Психологи Нобухито Абе (Nobuhito Abe) из Киотского университета и Джошуа Грин (Joshua Greene) из Гарварда просканировали мозг испытуемых с помощью функциональной магнитно-резонансной томографии и обнаружили, что нечестные люди демонстрировали более высокую активность в прилежащем ядре — структуре в базальных отделах переднего мозга, играющей ключевую роль в выработке вознаграждений. «Чем больше возбуждается ваша система вознаграждений от возможности получить деньги, — даже в совершенно честном состязании — тем больше вы склонны жульничать», — объясняет Грин. Иными словами, жадность может повышать предрасположенность ко лжи.
Исследователи обнаружили, что с каждым обманом реакция железы была все слабее, даже если ложь становилась серьезнее. «Возможно, мелкие обманы могут привести к более крупным», — утверждает Шарот.

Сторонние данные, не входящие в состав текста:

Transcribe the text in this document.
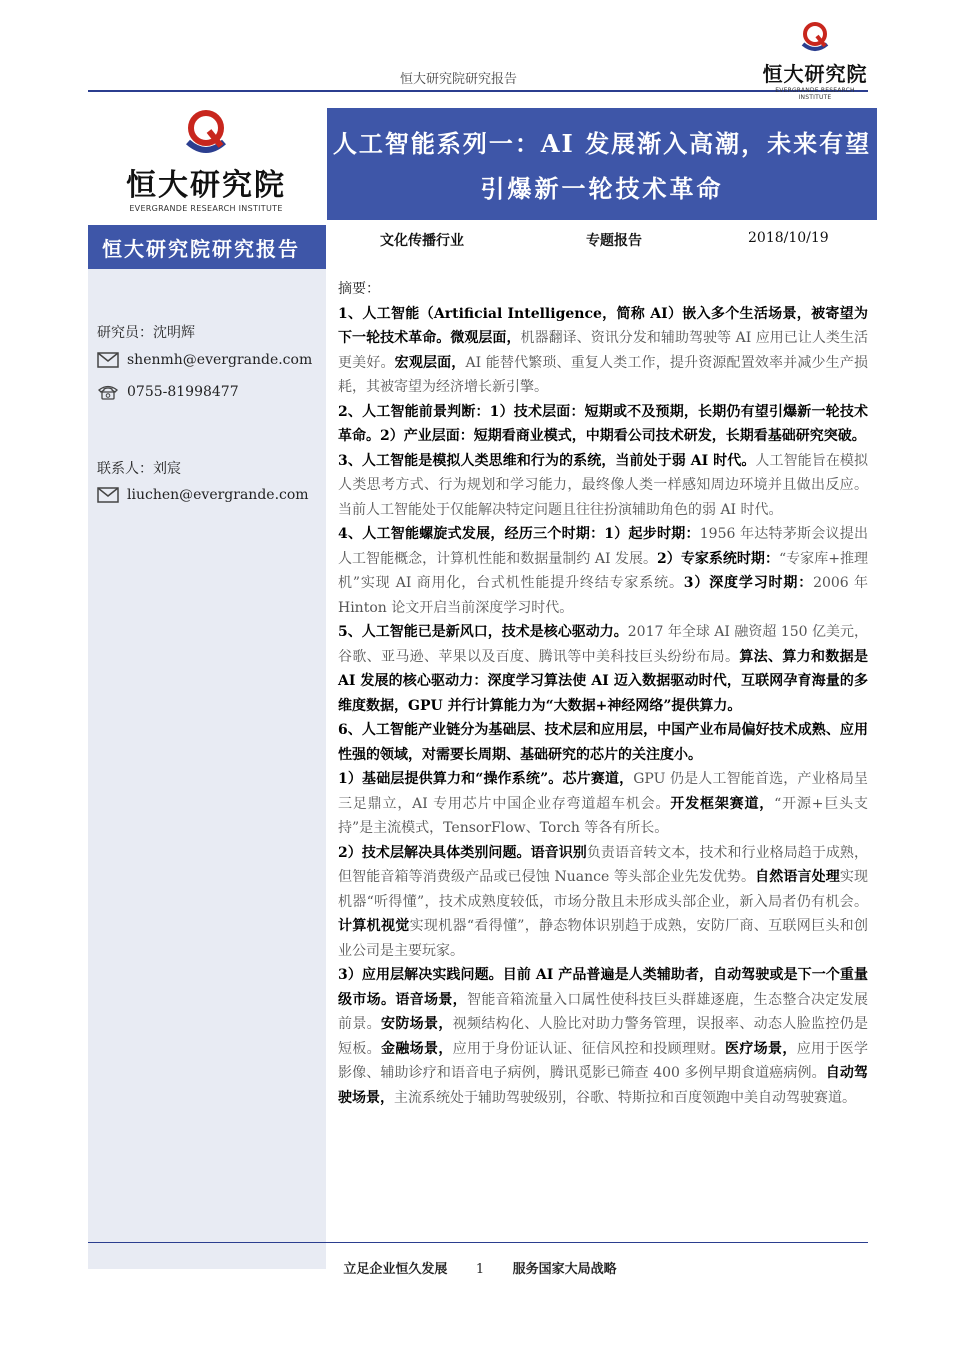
恒大研究院研究报告	恒大研究院
EVERGRANDE RESEARCH INSTITUTE
恒大研究院
EVERGRANDE RESEARCH INSTITUTE
恒大研究院研究报告
研究员：沈明辉
shenmh@evergrande.com
0755-81998477
联系人：刘宸
liuchen@evergrande.com
人工智能系列一：AI 发展渐入高潮，未来有望
引爆新一轮技术革命
文化传播行业	专题报告	2018/10/19

摘要：

1、人工智能（Artificial Intelligence，简称 AI）嵌入多个生活场景，被寄望为下一轮技术革命。微观层面，机器翻译、资讯分发和辅助驾驶等 AI 应用已让人类生活更美好。宏观层面，AI 能替代繁琐、重复人类工作，提升资源配置效率并减少生产损耗，其被寄望为经济增长新引擎。

2、人工智能前景判断：1）技术层面：短期或不及预期，长期仍有望引爆新一轮技术革命。2）产业层面：短期看商业模式，中期看公司技术研发，长期看基础研究突破。

3、人工智能是模拟人类思维和行为的系统，当前处于弱 AI 时代。人工智能旨在模拟人类思考方式、行为规划和学习能力，最终像人类一样感知周边环境并且做出反应。当前人工智能处于仅能解决特定问题且往往扮演辅助角色的弱 AI 时代。

4、人工智能螺旋式发展，经历三个时期：1）起步时期：1956 年达特茅斯会议提出人工智能概念，计算机性能和数据量制约 AI 发展。2）专家系统时期：“专家库+推理机”实现 AI 商用化，台式机性能提升终结专家系统。3）深度学习时期：2006 年 Hinton 论文开启当前深度学习时代。

5、人工智能已是新风口，技术是核心驱动力。2017 年全球 AI 融资超 150 亿美元，谷歌、亚马逊、苹果以及百度、腾讯等中美科技巨头纷纷布局。算法、算力和数据是 AI 发展的核心驱动力：深度学习算法使 AI 迈入数据驱动时代，互联网孕育海量的多维度数据，GPU 并行计算能力为“大数据+神经网络”提供算力。

6、人工智能产业链分为基础层、技术层和应用层，中国产业布局偏好技术成熟、应用性强的领域，对需要长周期、基础研究的芯片的关注度小。

1）基础层提供算力和“操作系统”。芯片赛道，GPU 仍是人工智能首选，产业格局呈三足鼎立，AI 专用芯片中国企业存弯道超车机会。开发框架赛道，“开源+巨头支持”是主流模式，TensorFlow、Torch 等各有所长。

2）技术层解决具体类别问题。语音识别负责语音转文本，技术和行业格局趋于成熟，但智能音箱等消费级产品或已侵蚀 Nuance 等头部企业先发优势。自然语言处理实现机器“听得懂”，技术成熟度较低，市场分散且未形成头部企业，新入局者仍有机会。计算机视觉实现机器“看得懂”，静态物体识别趋于成熟，安防厂商、互联网巨头和创业公司是主要玩家。

3）应用层解决实践问题。目前 AI 产品普遍是人类辅助者，自动驾驶或是下一个重量级市场。语音场景，智能音箱流量入口属性使科技巨头群雄逐鹿，生态整合决定发展前景。安防场景，视频结构化、人脸比对助力警务管理，误报率、动态人脸监控仍是短板。金融场景，应用于身份证认证、征信风控和投顾理财。医疗场景，应用于医学影像、辅助诊疗和语音电子病例，腾讯觅影已筛查 400 多例早期食道癌病例。自动驾驶场景，主流系统处于辅助驾驶级别，谷歌、特斯拉和百度领跑中美自动驾驶赛道。

立足企业恒久发展 1 服务国家大局战略
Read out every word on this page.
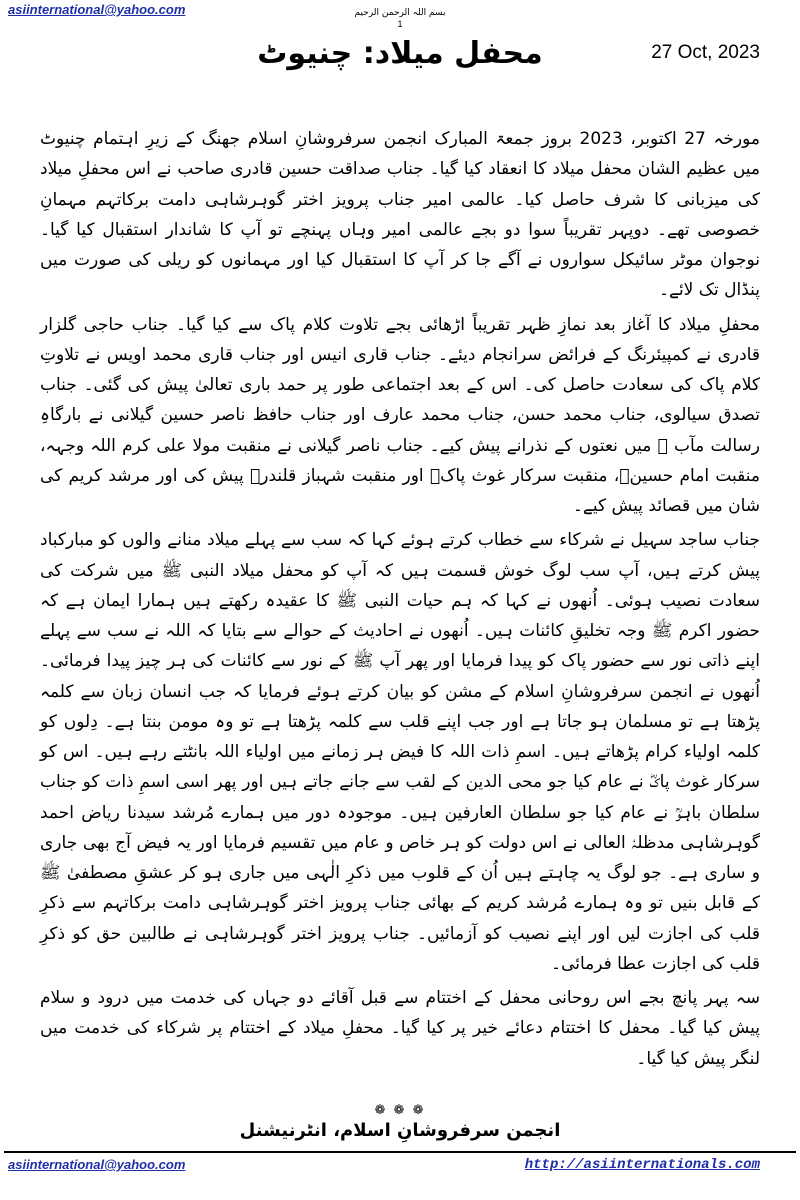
asiinternational@yahoo.com	بسم اللہ الرحمن الرحیم
1
27 Oct, 2023
محفل میلاد: چنیوٹ

مورخہ 27 اکتوبر، 2023 بروز جمعۃ المبارک انجمن سرفروشانِ اسلام جھنگ کے زیرِ اہتمام چنیوٹ میں عظیم الشان محفل میلاد کا انعقاد کیا گیا۔ جناب صداقت حسین قادری صاحب نے اس محفلِ میلاد کی میزبانی کا شرف حاصل کیا۔ عالمی امیر جناب پرویز اختر گوہرشاہی دامت برکاتہم مہمانِ خصوصی تھے۔ دوپہر تقریباً سوا دو بجے عالمی امیر وہاں پہنچے تو آپ کا شاندار استقبال کیا گیا۔ نوجوان موٹر سائیکل سواروں نے آگے جا کر آپ کا استقبال کیا اور مہمانوں کو ریلی کی صورت میں پنڈال تک لائے۔

محفلِ میلاد کا آغاز بعد نمازِ ظہر تقریباً اڑھائی بجے تلاوت کلام پاک سے کیا گیا۔ جناب حاجی گلزار قادری نے کمپیئرنگ کے فرائض سرانجام دیئے۔ جناب قاری انیس اور جناب قاری محمد اویس نے تلاوتِ کلام پاک کی سعادت حاصل کی۔ اس کے بعد اجتماعی طور پر حمد باری تعالیٰ پیش کی گئی۔ جناب تصدق سیالوی، جناب محمد حسن، جناب محمد عارف اور جناب حافظ ناصر حسین گیلانی نے بارگاہِ رسالت مآب ﷺ میں نعتوں کے نذرانے پیش کیے۔ جناب ناصر گیلانی نے منقبت مولا علی کرم اللہ وجہہ، منقبت امام حسینؑ، منقبت سرکار غوث پاکؓ اور منقبت شہباز قلندرؒ پیش کی اور مرشد کریم کی شان میں قصائد پیش کیے۔

جناب ساجد سہیل نے شرکاء سے خطاب کرتے ہوئے کہا کہ سب سے پہلے میلاد منانے والوں کو مبارکباد پیش کرتے ہیں، آپ سب لوگ خوش قسمت ہیں کہ آپ کو محفل میلاد النبی ﷺ میں شرکت کی سعادت نصیب ہوئی۔ اُنھوں نے کہا کہ ہم حیات النبی ﷺ کا عقیدہ رکھتے ہیں ہمارا ایمان ہے کہ حضور اکرم ﷺ وجہ تخلیقِ کائنات ہیں۔ اُنھوں نے احادیث کے حوالے سے بتایا کہ اللہ نے سب سے پہلے اپنے ذاتی نور سے حضور پاک کو پیدا فرمایا اور پھر آپ ﷺ کے نور سے کائنات کی ہر چیز پیدا فرمائی۔ اُنھوں نے انجمن سرفروشانِ اسلام کے مشن کو بیان کرتے ہوئے فرمایا کہ جب انسان زبان سے کلمہ پڑھتا ہے تو مسلمان ہو جاتا ہے اور جب اپنے قلب سے کلمہ پڑھتا ہے تو وہ مومن بنتا ہے۔ دِلوں کو کلمہ اولیاء کرام پڑھاتے ہیں۔ اسمِ ذات اللہ کا فیض ہر زمانے میں اولیاء اللہ بانٹتے رہے ہیں۔ اس کو سرکار غوث پاکؓ نے عام کیا جو محی الدین کے لقب سے جانے جاتے ہیں اور پھر اسی اسمِ ذات کو جناب سلطان باہوؒ نے عام کیا جو سلطان العارفین ہیں۔ موجودہ دور میں ہمارے مُرشد سیدنا ریاض احمد گوہرشاہی مدظلہٗ العالی نے اس دولت کو ہر خاص و عام میں تقسیم فرمایا اور یہ فیض آج بھی جاری و ساری ہے۔ جو لوگ یہ چاہتے ہیں اُن کے قلوب میں ذکرِ الٰہی میں جاری ہو کر عشقِ مصطفیٰ ﷺ کے قابل بنیں تو وہ ہمارے مُرشد کریم کے بھائی جناب پرویز اختر گوہرشاہی دامت برکاتہم سے ذکرِ قلب کی اجازت لیں اور اپنے نصیب کو آزمائیں۔ جناب پرویز اختر گوہرشاہی نے طالبین حق کو ذکرِ قلب کی اجازت عطا فرمائی۔

سہ پہر پانچ بجے اس روحانی محفل کے اختتام سے قبل آقائے دو جہاں کی خدمت میں درود و سلام پیش کیا گیا۔ محفل کا اختتام دعائے خیر پر کیا گیا۔ محفلِ میلاد کے اختتام پر شرکاء کی خدمت میں لنگر پیش کیا گیا۔

❁ ❁ ❁
انجمن سرفروشانِ اسلام، انٹرنیشنل
asiinternational@yahoo.com	http://asiinternationals.com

Многое из того знания, с помощью которого мы ориентируемся в мире, нам рассказывают другие люди. Без нашего изначального доверия к человеческому общению мы бы были парализованы как индивиды и не имели бы социальных отношений. «Мы очень многое получаем благодаря доверию, и от того, что иногда нас дурачат, вред сравнительно невелик», — говорит Тим Левайн (Tim Levine), психолог из Университета Алабамы в Бирмингеме, называющий эту идею теорией правды по умолчанию.
Природная доверчивость делает нас изначально уязвимыми к обману. «Если вы кому-нибудь скажете, что вы пилот, он не будет сидеть и думать: „А может, он не пилот?" Почему он сказал, что он пилот? Никто так не думает», — говорит Фрэнк Абигнейл-младший (Frank Abagnale, Jr), консультант по безопасности, чьи преступления молодости, включающие в себя подделку чеков и выдачу себя за пилота самолета, послужили основой для фильма «Поймай меня, если сможешь». «Поэтому мошенничество и работает: когда звонит телефон и определитель номера показывает, что это налоговая служба, люди машинально думают, что это налоговая служба. Им не приходит в голову, что кто-то может подделать номер вызывающего абонента».
Роберт Фельдман (Robert Feldman), психолог из Университета штата Массачусетс, называет это «преимуществом лжеца». «Люди не ожидают лжи, не выискивают ее и зачастую хотят слышать именно то, что им говорят», — поясняет он. Мы почти не сопротивляемся обману, который нас радует и успокаивает, будь то лесть или обещание невиданных выгод от инвестиций. Когда нам лгут люди, у которых есть богатство, власть, высокий статус, нам еще легче проглотить эту наживку, что доказывают сообщения доверчивых журналистов о якобы ограбленном Лохте, чей обман впоследствии быстро вскрылся.
Исследования показали, что мы особенно уязвимы для лжи, которая согласуется с нашим мировоззрением. Мемы, в которых говорится, будто Обама родился не в США, отрицаются изменения климата, вина за теракты 11 сентября возлагается на американское правительство и распространяются прочие «альтернативные факты», как назвал свои заявления об инаугурации советник Трампа, становятся все популярнее в интернете и социальных сетях именно из-за этой уязвимости. И опровержение не ослабляет их влияния, поскольку люди оценивают предоставленные доказательства сквозь призму существующих мнений и предубеждений, говорит Джордж Лакофф (George Lakoff), профессор когнитивной лингвистики в Калифорнийском университете в Беркли. «Если вы сталкиваетесь с фактом, который не вписывается в ваше мировоззрение, вы его либо не замечаете, либо игнорируете, либо высмеиваете, либо оказываетесь в замешательстве — либо жестко его критикуете, если видите в нем угрозу».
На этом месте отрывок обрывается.